There are thousands of hallmarks, so remembering them all is unlikely. Instead, familiarize yourself with some of the more well-known silver hallmarks to effectively buy antique silver.
Famous Silverplate Manufacturers
- 1847 Rogers Bros.
- Community Plate
- Wm. Rogers
- Holmes & Edwards
3. Find a Fair Market Value
The value of antique silver can be all over the place. Before you spend anything over $50, try to determine a fair market range for the item. First, check out this silverplated value guide. Silverplated antiques are much more common than sterling silver. Learn the difference between the two.

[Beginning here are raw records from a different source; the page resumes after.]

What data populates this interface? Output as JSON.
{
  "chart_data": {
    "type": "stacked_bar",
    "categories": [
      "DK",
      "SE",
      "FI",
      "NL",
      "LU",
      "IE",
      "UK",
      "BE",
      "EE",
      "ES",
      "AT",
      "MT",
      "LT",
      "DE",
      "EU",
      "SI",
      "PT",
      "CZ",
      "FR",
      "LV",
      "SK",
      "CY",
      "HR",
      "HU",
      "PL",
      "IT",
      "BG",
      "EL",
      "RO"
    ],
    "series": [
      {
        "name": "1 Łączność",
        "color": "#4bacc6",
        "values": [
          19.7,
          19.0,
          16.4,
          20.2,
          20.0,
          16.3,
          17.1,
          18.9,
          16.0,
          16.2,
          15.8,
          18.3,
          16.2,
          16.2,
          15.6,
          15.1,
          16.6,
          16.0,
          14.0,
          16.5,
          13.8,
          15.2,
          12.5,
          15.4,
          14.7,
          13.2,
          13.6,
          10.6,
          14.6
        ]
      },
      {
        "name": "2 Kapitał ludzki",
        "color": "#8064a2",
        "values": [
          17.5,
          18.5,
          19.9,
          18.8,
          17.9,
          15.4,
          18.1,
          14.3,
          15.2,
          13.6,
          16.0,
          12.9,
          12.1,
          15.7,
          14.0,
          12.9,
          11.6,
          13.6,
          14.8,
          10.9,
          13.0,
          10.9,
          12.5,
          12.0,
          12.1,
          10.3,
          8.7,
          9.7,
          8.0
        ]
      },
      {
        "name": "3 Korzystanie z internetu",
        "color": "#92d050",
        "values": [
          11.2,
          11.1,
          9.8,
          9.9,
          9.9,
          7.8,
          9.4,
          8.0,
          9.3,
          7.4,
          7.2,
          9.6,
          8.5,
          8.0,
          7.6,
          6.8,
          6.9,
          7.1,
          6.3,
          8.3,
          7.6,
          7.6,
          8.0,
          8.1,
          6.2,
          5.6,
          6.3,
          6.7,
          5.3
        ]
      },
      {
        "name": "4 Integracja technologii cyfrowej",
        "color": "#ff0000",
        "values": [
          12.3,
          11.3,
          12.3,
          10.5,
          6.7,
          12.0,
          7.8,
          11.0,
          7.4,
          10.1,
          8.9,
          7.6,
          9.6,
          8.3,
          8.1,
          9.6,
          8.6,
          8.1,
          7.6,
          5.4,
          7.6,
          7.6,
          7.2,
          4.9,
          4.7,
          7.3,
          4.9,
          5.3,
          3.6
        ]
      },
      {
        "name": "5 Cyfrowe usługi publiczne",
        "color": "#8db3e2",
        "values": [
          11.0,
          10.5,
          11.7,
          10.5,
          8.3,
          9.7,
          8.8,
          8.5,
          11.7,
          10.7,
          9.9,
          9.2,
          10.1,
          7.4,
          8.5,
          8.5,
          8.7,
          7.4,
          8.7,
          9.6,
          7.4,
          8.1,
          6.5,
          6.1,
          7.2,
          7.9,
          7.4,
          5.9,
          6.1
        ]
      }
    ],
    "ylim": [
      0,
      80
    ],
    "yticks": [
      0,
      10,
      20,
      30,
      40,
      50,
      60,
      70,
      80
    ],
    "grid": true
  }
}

Next, do a quick antique silver appraisal and then search some databases to develop an overall value. Some antique databases require a subscription, but you can quickly search sold items on eBay to gauge the market. Make sure you’re looking at a sold price and not a list price. Item prices that have sold are green, and unsold items are in red.
How to Appraise Silver
- If the item is sterling silver, assess the weight and determine a melt value.
- Examine the item for condition and patina. Remember that many antique silver items will have minor scratches and blemishes that can help distinguish them from newer reproductions.
- Determine if the item has been restored in any way. Check out joints to look for solder repair marks. Also, check if the color of the silver matches the age of the item or if the item’s surface has been overly polished.
4. Purchase Quality Antique Silver
The best antique silver for you is whatever appeals to your taste. However, within that taste range, you should aim to purchase the best quality piece you can reasonably afford. Quality antiques have a better chance of maintaining or increasing their value over time. Here are some qualities that will help you buy valuable antique silver.
Quality Silver Characteristics
- A well-known hallmark
- A quality stamping to indicate the metal purity (unless the silver is hundreds of years old)
- An intricate and well-executed design
- An antique that hasn’t been overly restored but is also in good condition for its age
5. Care for Your Silver
After you buy antique silver, the next thing you need to do is care for it. Some people will tell you to keep it polished and tarnish-free. I tend to disagree. The best course of care for antique silver is slowing down the tarnishing process so that minimal polishing is required. Here’s how you can prevent premature tarnish build-up.
How to Store Silver
- Store your antique silver in an air-tight cabinet.
- Be sure there is no excess moisture around the silver. Use felt and absorbent packets to help minimize humidity in the air.
- Wash your hands before handling silver. Wear clean cotton gloves whenever handling silver to avoid transferring oils and acids that can speed up tarnishing.
- Polish silver with a gentle polishing cloth. Avoid using harsh abrasive cleaners and methods.